Let me conclude with a few afterthoughts. I must certainly remain very cautious. Change has occurred in Calamintao. Intermarriages with other lowland Christian communities, the presence of missionaries, new economic and political circumstances, easier and faster transportation, radio and television, demographic pressure, education, and new markets have been factors of transformation, maybe not immediately visible. Nothing remains absolutely unchanging. Iraya is certainly not spoken as it was in the early ‘70s. The “purity” invoked by Tomas Pacifico’s daughter is to be understood in a sense that is not narrowly genetic. The “farm settlement school” is now under a Certificate of Ancestral Domain Title with a tribal administration supervised by the NCIP. However, considering the imminent demise predicted for such tribal culture as the Iraya (basically a hunting-gathering, foragers’ culture organized in nomadic or semi-nomadic bands, showing signs of Negrito inbreeding), considering the shifting and elusive nature of their society — not based on enduring corporations of any sort — the resilience of the Calamintao community with its strong “Iraya” identity, with the stubborn persistence of its cultural, economic and ritual activities, is a powerful reminder that small marginal cultures show an extraordinary degree of resistance, continuity and vitality ordinarily denied them.

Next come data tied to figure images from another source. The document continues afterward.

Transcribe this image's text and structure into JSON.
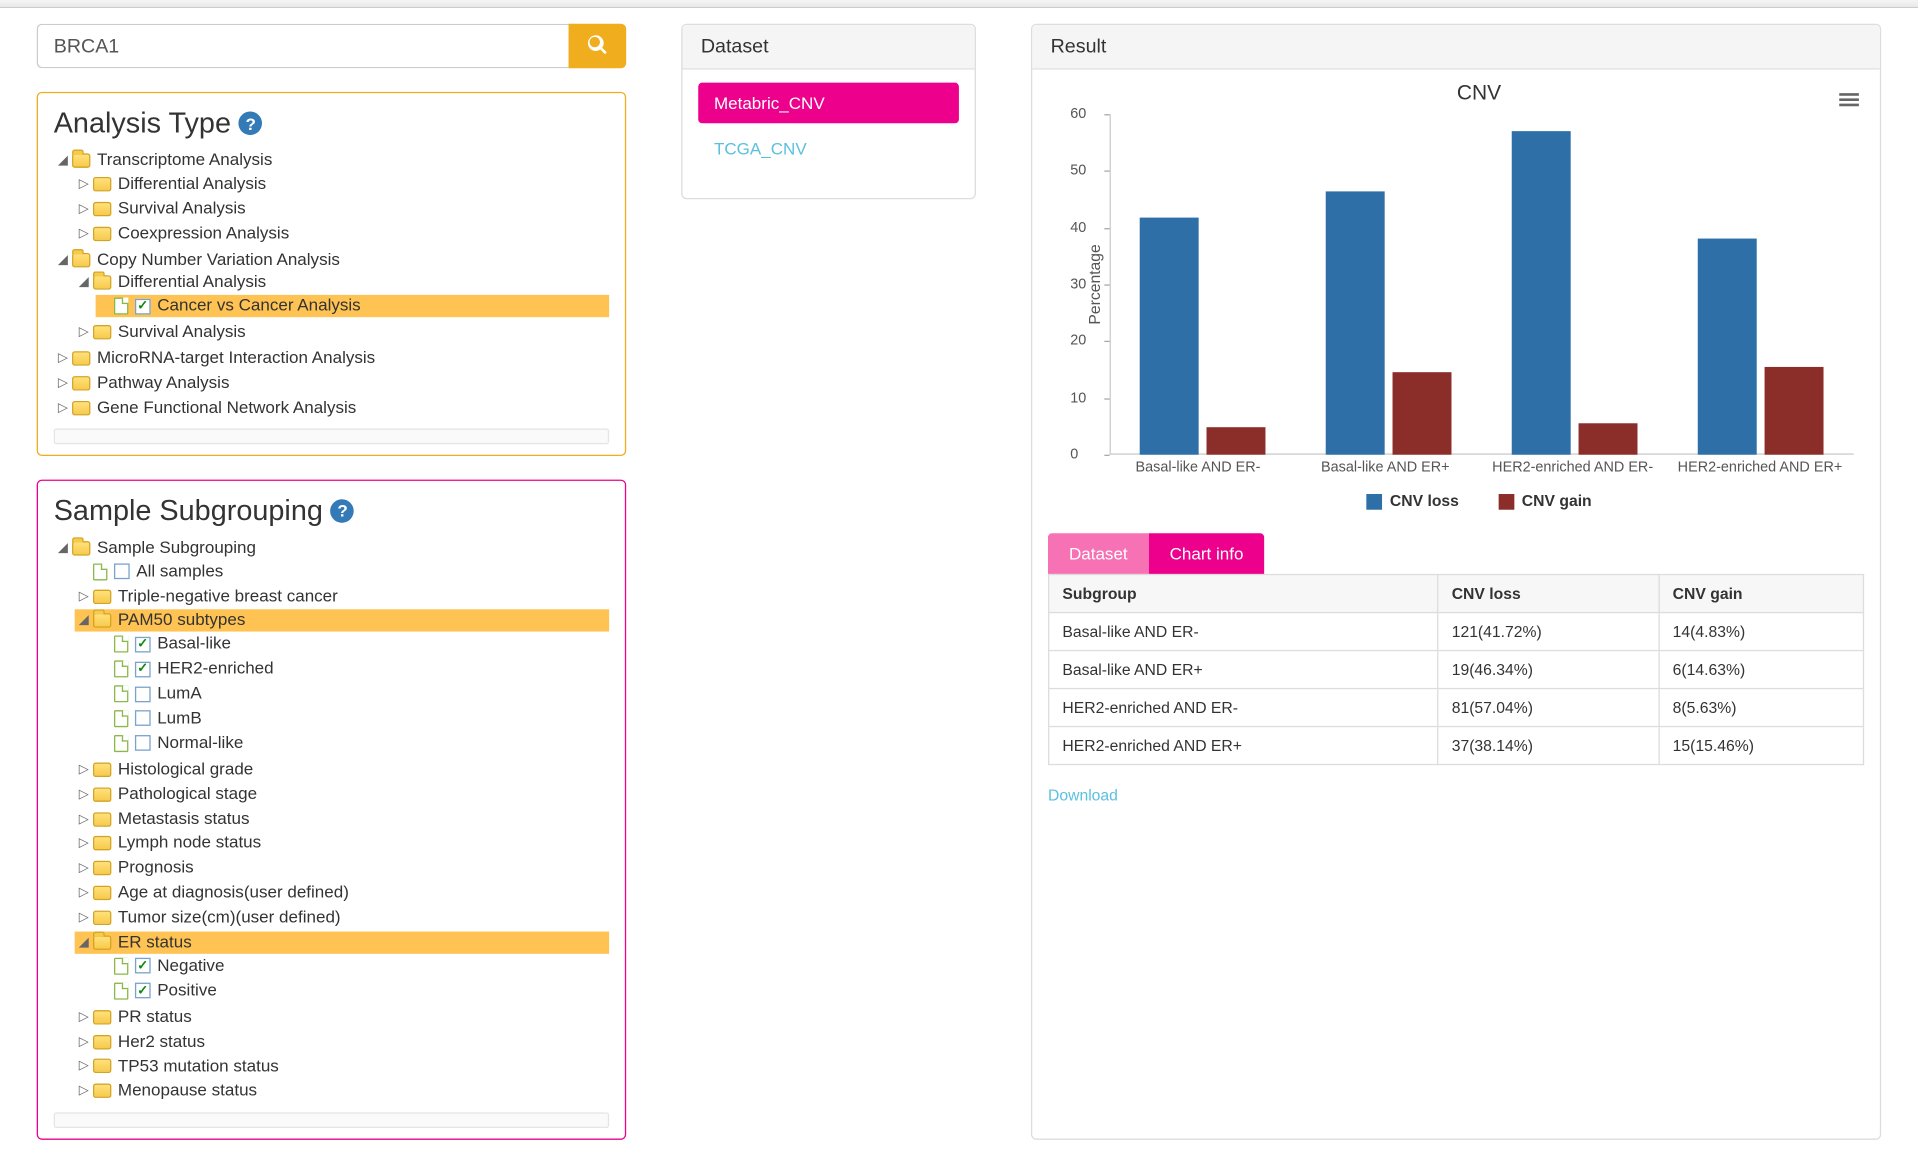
{
  "search": {
    "value": "BRCA1"
  },
  "analysis_panel": {
    "title": "Analysis Type",
    "tree": [
      {
        "label": "Transcriptome Analysis",
        "open": true,
        "children": [
          {
            "label": "Differential Analysis"
          },
          {
            "label": "Survival Analysis"
          },
          {
            "label": "Coexpression Analysis"
          }
        ]
      },
      {
        "label": "Copy Number Variation Analysis",
        "open": true,
        "children": [
          {
            "label": "Differential Analysis",
            "open": true,
            "children": [
              {
                "label": "Cancer vs Cancer Analysis",
                "leaf": true,
                "checked": true,
                "selected": true
              }
            ]
          },
          {
            "label": "Survival Analysis"
          }
        ]
      },
      {
        "label": "MicroRNA-target Interaction Analysis"
      },
      {
        "label": "Pathway Analysis"
      },
      {
        "label": "Gene Functional Network Analysis"
      }
    ]
  },
  "subgroup_panel": {
    "title": "Sample Subgrouping",
    "tree": [
      {
        "label": "Sample Subgrouping",
        "open": true,
        "children": [
          {
            "label": "All samples",
            "leaf": true,
            "checked": false
          },
          {
            "label": "Triple-negative breast cancer"
          },
          {
            "label": "PAM50 subtypes",
            "open": true,
            "selected": true,
            "children": [
              {
                "label": "Basal-like",
                "leaf": true,
                "checked": true
              },
              {
                "label": "HER2-enriched",
                "leaf": true,
                "checked": true
              },
              {
                "label": "LumA",
                "leaf": true,
                "checked": false
              },
              {
                "label": "LumB",
                "leaf": true,
                "checked": false
              },
              {
                "label": "Normal-like",
                "leaf": true,
                "checked": false
              }
            ]
          },
          {
            "label": "Histological grade"
          },
          {
            "label": "Pathological stage"
          },
          {
            "label": "Metastasis status"
          },
          {
            "label": "Lymph node status"
          },
          {
            "label": "Prognosis"
          },
          {
            "label": "Age at diagnosis(user defined)"
          },
          {
            "label": "Tumor size(cm)(user defined)"
          },
          {
            "label": "ER status",
            "open": true,
            "selected": true,
            "children": [
              {
                "label": "Negative",
                "leaf": true,
                "checked": true
              },
              {
                "label": "Positive",
                "leaf": true,
                "checked": true
              }
            ]
          },
          {
            "label": "PR status"
          },
          {
            "label": "Her2 status"
          },
          {
            "label": "TP53 mutation status"
          },
          {
            "label": "Menopause status"
          }
        ]
      }
    ]
  },
  "dataset_panel": {
    "title": "Dataset",
    "items": [
      {
        "label": "Metabric_CNV",
        "active": true
      },
      {
        "label": "TCGA_CNV",
        "active": false
      }
    ]
  },
  "result_panel": {
    "title": "Result",
    "tabs": {
      "a": "Dataset",
      "b": "Chart info"
    },
    "download": "Download",
    "table": {
      "columns": [
        "Subgroup",
        "CNV loss",
        "CNV gain"
      ],
      "rows": [
        [
          "Basal-like AND ER-",
          "121(41.72%)",
          "14(4.83%)"
        ],
        [
          "Basal-like AND ER+",
          "19(46.34%)",
          "6(14.63%)"
        ],
        [
          "HER2-enriched AND ER-",
          "81(57.04%)",
          "8(5.63%)"
        ],
        [
          "HER2-enriched AND ER+",
          "37(38.14%)",
          "15(15.46%)"
        ]
      ]
    }
  },
  "chart": {
    "type": "bar",
    "title": "CNV",
    "ylabel": "Percentage",
    "ylim": [
      0,
      60
    ],
    "ytick_step": 10,
    "categories": [
      "Basal-like AND ER-",
      "Basal-like AND ER+",
      "HER2-enriched AND ER-",
      "HER2-enriched AND ER+"
    ],
    "series": [
      {
        "name": "CNV loss",
        "color": "#2f6fa7",
        "values": [
          41.72,
          46.34,
          57.04,
          38.14
        ]
      },
      {
        "name": "CNV gain",
        "color": "#8b2e2a",
        "values": [
          4.83,
          14.63,
          5.63,
          15.46
        ]
      }
    ],
    "bar_width_pct": 8,
    "group_gap_pct": 25,
    "background_color": "#ffffff",
    "axis_color": "#cccccc"
  }
}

There is another aspect of this experience I will retain as unique and important. Unknowingly, in spite of a short stay and rather unremarkable cohabitation with the Iraya people, I was made part of their history. They remembered everything about me. The memory of these groups is their history and their history is also their cultural identity. I don’t know whether they were really surprised to see a long-gone foreigner come out of the depths of their village oral archives, but I certainly was part of their collective memory. Caridad, the daughter of Tomas Pacifico, was among those old enough to remember me, but she must have been a few years old at the time. So they must have, through many conversations, enshrined the memory of my passage. There were others, to be sure, like Hazel Page, a Canadian missionary, a remarkable person who spoke Iraya fluently, about whom they also remembered everything. Here again I was struck by the precision of their oral history, spun across three generations. The Calamintao community is thus a self-contained historic community, with its memory, its culture, its own narrative, its sense of being part of the world. We are also part of their world but maybe as mere signs of their own history: anecdotal building blocks in the construction of a different, separate identity we know very little about.